Do you want your car’s performance to be top of the line? Would you like full control of your car? Of course you do, which is why you need Original Alloy Rims. Of course the engine is a HUGE part of the well-being of your car, but so are your Factory Wheels. Who would’ve thought, huh? I always thought they just came with the car & there; but apparently they contribute to so much more than people think.
Okay; so before Alloy wheels came along, there were Steel Wheels that came on cars which made the car have unnecessary weight and pretty much slowed the car down. There are still some Steel Rims today that tend to slow the car down, but it’s pretty much just a power to weight ratio if you compare it to a vehicle that has regular Factory Alloy Rims.
The rims that you see on today’s cars are more aerodynamic and tend to be lighter so that the vehicle can function to its full potential. They are the typical option for the automotive market today considering they improve mileage and disperse of heat faster than regular steel rims.

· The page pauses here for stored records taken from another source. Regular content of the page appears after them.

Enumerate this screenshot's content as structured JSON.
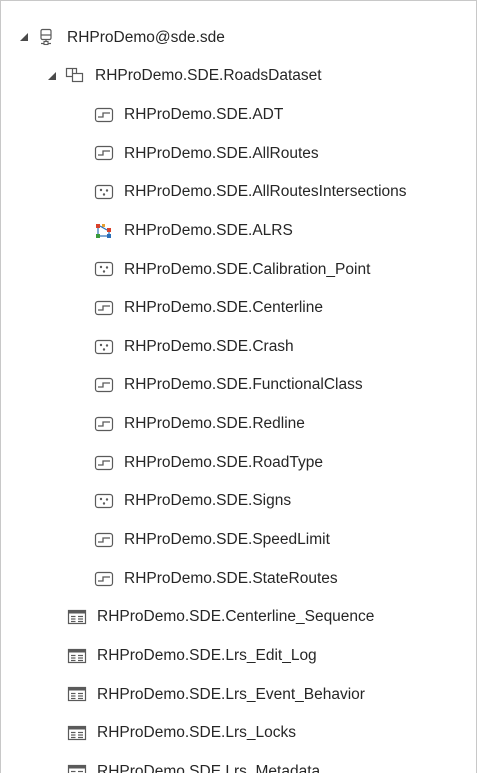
{
  "tree": {
    "root": {
      "label": "RHProDemo@sde.sde",
      "icon": "database-icon",
      "expanded": true
    },
    "dataset": {
      "label": "RHProDemo.SDE.RoadsDataset",
      "icon": "feature-dataset-icon",
      "expanded": true
    },
    "dataset_children": [
      {
        "label": "RHProDemo.SDE.ADT",
        "icon": "line-feature-class-icon"
      },
      {
        "label": "RHProDemo.SDE.AllRoutes",
        "icon": "line-feature-class-icon"
      },
      {
        "label": "RHProDemo.SDE.AllRoutesIntersections",
        "icon": "point-feature-class-icon"
      },
      {
        "label": "RHProDemo.SDE.ALRS",
        "icon": "lrs-network-icon"
      },
      {
        "label": "RHProDemo.SDE.Calibration_Point",
        "icon": "point-feature-class-icon"
      },
      {
        "label": "RHProDemo.SDE.Centerline",
        "icon": "line-feature-class-icon"
      },
      {
        "label": "RHProDemo.SDE.Crash",
        "icon": "point-feature-class-icon"
      },
      {
        "label": "RHProDemo.SDE.FunctionalClass",
        "icon": "line-feature-class-icon"
      },
      {
        "label": "RHProDemo.SDE.Redline",
        "icon": "line-feature-class-icon"
      },
      {
        "label": "RHProDemo.SDE.RoadType",
        "icon": "line-feature-class-icon"
      },
      {
        "label": "RHProDemo.SDE.Signs",
        "icon": "point-feature-class-icon"
      },
      {
        "label": "RHProDemo.SDE.SpeedLimit",
        "icon": "line-feature-class-icon"
      },
      {
        "label": "RHProDemo.SDE.StateRoutes",
        "icon": "line-feature-class-icon"
      }
    ],
    "tables": [
      {
        "label": "RHProDemo.SDE.Centerline_Sequence",
        "icon": "table-icon"
      },
      {
        "label": "RHProDemo.SDE.Lrs_Edit_Log",
        "icon": "table-icon"
      },
      {
        "label": "RHProDemo.SDE.Lrs_Event_Behavior",
        "icon": "table-icon"
      },
      {
        "label": "RHProDemo.SDE.Lrs_Locks",
        "icon": "table-icon"
      },
      {
        "label": "RHProDemo.SDE.Lrs_Metadata",
        "icon": "table-icon"
      }
    ]
  },
  "colors": {
    "text": "#262626",
    "icon_stroke": "#5a5a5a",
    "lrs_red": "#d9412a",
    "lrs_green": "#3a9a3a",
    "lrs_blue": "#2a6fb8",
    "lrs_orange": "#e8a030"
  }
}
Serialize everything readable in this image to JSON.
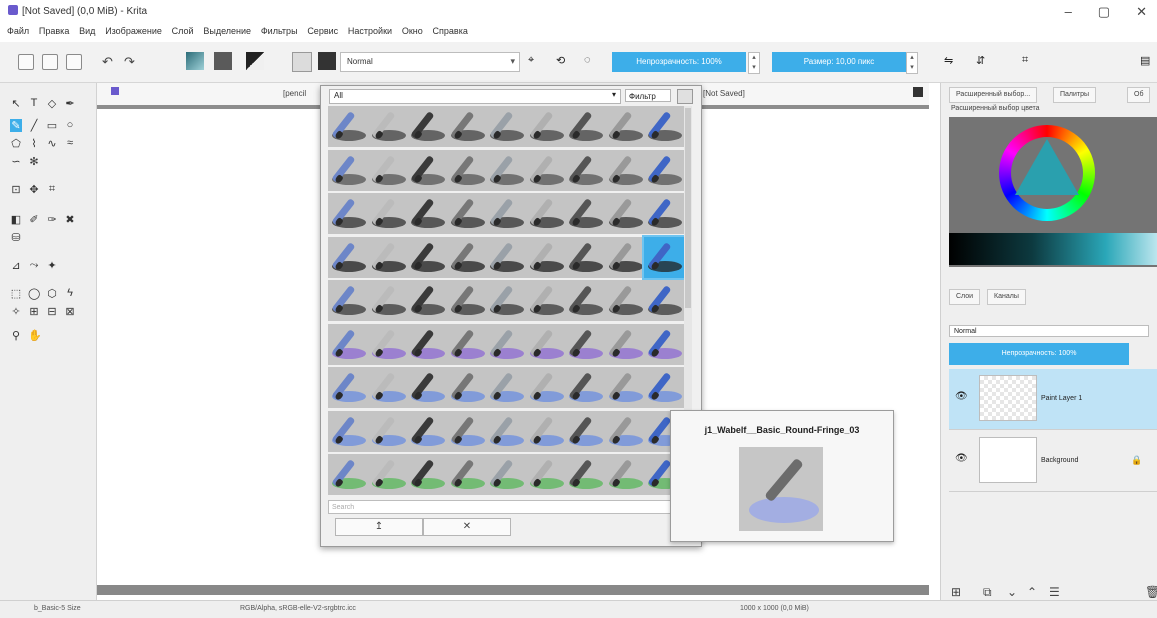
{
  "window": {
    "title": "[Not Saved] (0,0 MiB) - Krita",
    "controls": [
      "–",
      "▢",
      "✕"
    ]
  },
  "menu": [
    "Файл",
    "Правка",
    "Вид",
    "Изображение",
    "Слой",
    "Выделение",
    "Фильтры",
    "Сервис",
    "Настройки",
    "Окно",
    "Справка"
  ],
  "toolbar": {
    "blend_mode": "Normal",
    "opacity_label": "Непрозрачность: 100%",
    "size_label": "Размер: 10,00 пикс"
  },
  "canvas": {
    "tab_left": "[pencil",
    "tab_right": "[Not Saved]"
  },
  "brush_popup": {
    "tag": "All",
    "filter_label": "Фильтр",
    "search_placeholder": "Search",
    "btn_add": "↥",
    "btn_remove": "✕",
    "presets_count": 81,
    "selected_index": 35
  },
  "tooltip": {
    "preset_name": "j1_Wabelf__Basic_Round-Fringe_03"
  },
  "docker": {
    "tabs": [
      "Расширенный выбор...",
      "Палитры",
      "Об"
    ],
    "color_panel_label": "Расширенный выбор цвета",
    "layers_tabs": [
      "Слои",
      "Каналы"
    ],
    "blend_mode": "Normal",
    "opacity_label": "Непрозрачность: 100%",
    "layers": [
      {
        "name": "Paint Layer 1",
        "selected": true
      },
      {
        "name": "Background",
        "selected": false
      }
    ]
  },
  "status": {
    "left": "b_Basic-5 Size",
    "middle": "RGB/Alpha, sRGB-elle-V2-srgbtrc.icc",
    "right": "1000 x 1000 (0,0 MiB)"
  },
  "colors": {
    "accent": "#3daee9",
    "panel": "#efefef",
    "cell": "#c4c4c4"
  }
}
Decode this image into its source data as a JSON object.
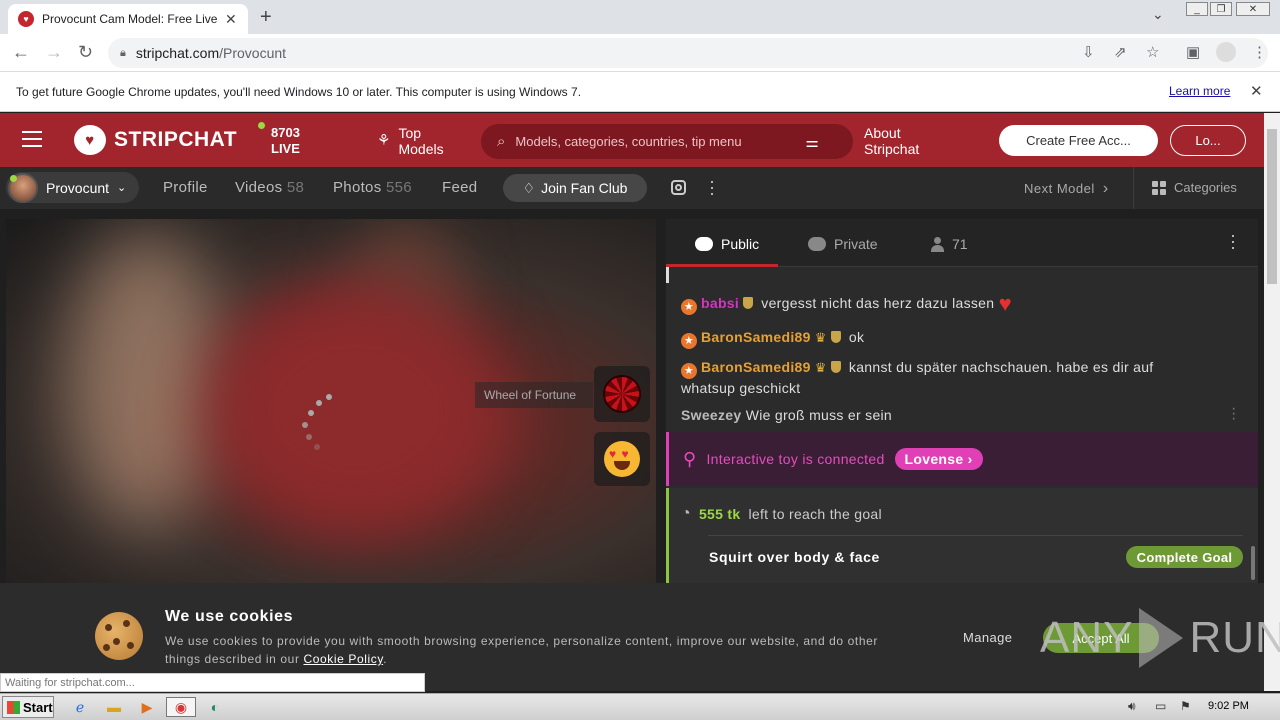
{
  "browser": {
    "tab_title": "Provocunt Cam Model: Free Live Se",
    "tab_close": "✕",
    "new_tab": "+",
    "url_domain": "stripchat.com",
    "url_path": "/Provocunt",
    "infobar_text": "To get future Google Chrome updates, you'll need Windows 10 or later. This computer is using Windows 7.",
    "learn_more": "Learn more",
    "status_text": "Waiting for stripchat.com..."
  },
  "header": {
    "logo_text": "STRIPCHAT",
    "live_count": "8703",
    "live_label": "LIVE",
    "top_models": "Top Models",
    "search_placeholder": "Models, categories, countries, tip menu",
    "about": "About Stripchat",
    "create_account": "Create Free Acc...",
    "login": "Lo..."
  },
  "model_bar": {
    "model_name": "Provocunt",
    "tabs": [
      {
        "label": "Profile",
        "count": ""
      },
      {
        "label": "Videos",
        "count": "58"
      },
      {
        "label": "Photos",
        "count": "556"
      },
      {
        "label": "Feed",
        "count": ""
      }
    ],
    "fan_club": "Join Fan Club",
    "next_model": "Next Model",
    "categories": "Categories"
  },
  "video": {
    "wheel_label": "Wheel of Fortune"
  },
  "chat": {
    "tabs": {
      "public": "Public",
      "private": "Private",
      "users": "71"
    },
    "messages": [
      {
        "user": "babsi",
        "text": "vergesst nicht das herz dazu lassen"
      },
      {
        "user": "BaronSamedi89",
        "text": "ok"
      },
      {
        "user": "BaronSamedi89",
        "text": "kannst du später nachschauen. habe es dir auf whatsup geschickt"
      },
      {
        "user": "Sweezey",
        "text": "Wie groß muss er sein"
      }
    ],
    "toy_text": "Interactive toy is connected",
    "toy_brand": "Lovense",
    "goal_tokens": "555 tk",
    "goal_text": "left to reach the goal",
    "goal_name": "Squirt over body & face",
    "complete_goal": "Complete Goal"
  },
  "cookie": {
    "title": "We use cookies",
    "text": "We use cookies to provide you with smooth browsing experience, personalize content, improve our website, and do other things described in our",
    "policy_link": "Cookie Policy",
    "manage": "Manage",
    "accept": "Accept All"
  },
  "watermark": {
    "text": "RUN",
    "prefix": "ANY"
  },
  "taskbar": {
    "start": "Start",
    "clock": "9:02 PM"
  }
}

When a driver upgrades their rim a size or two, not only does it make the car look extremely nice; but it also upgrades the production of the vehicle that they are driving. The term is considered to be “Plus Sizing”, which pretty much makes sense. Plus Sizing is something that benefits the driver & the Factory Wheel-it gives the driver better control of the car when he or she is steering; especially when they approach tight or small corners. Let us take an example; shall we? Say you want to get Infiniti Q45 Wheels -the Chrome ones-those are 18” x 17.5”. All custom Alloy OEM Rims, including chrome, all consist of magnesium that happen to be x-rayed and put over heat so that way, they have a better look and are subject to be more resistant to accidents or cracks that may happen while you are diving carefully.
Don’t get me wrong, I’m sure that the Factory Wheels you have on your car right now are the ones that you’ve always wanted; but did it ever occur to you that they might be slowing you down instead of having your car work to it’s capacity? Neither did I.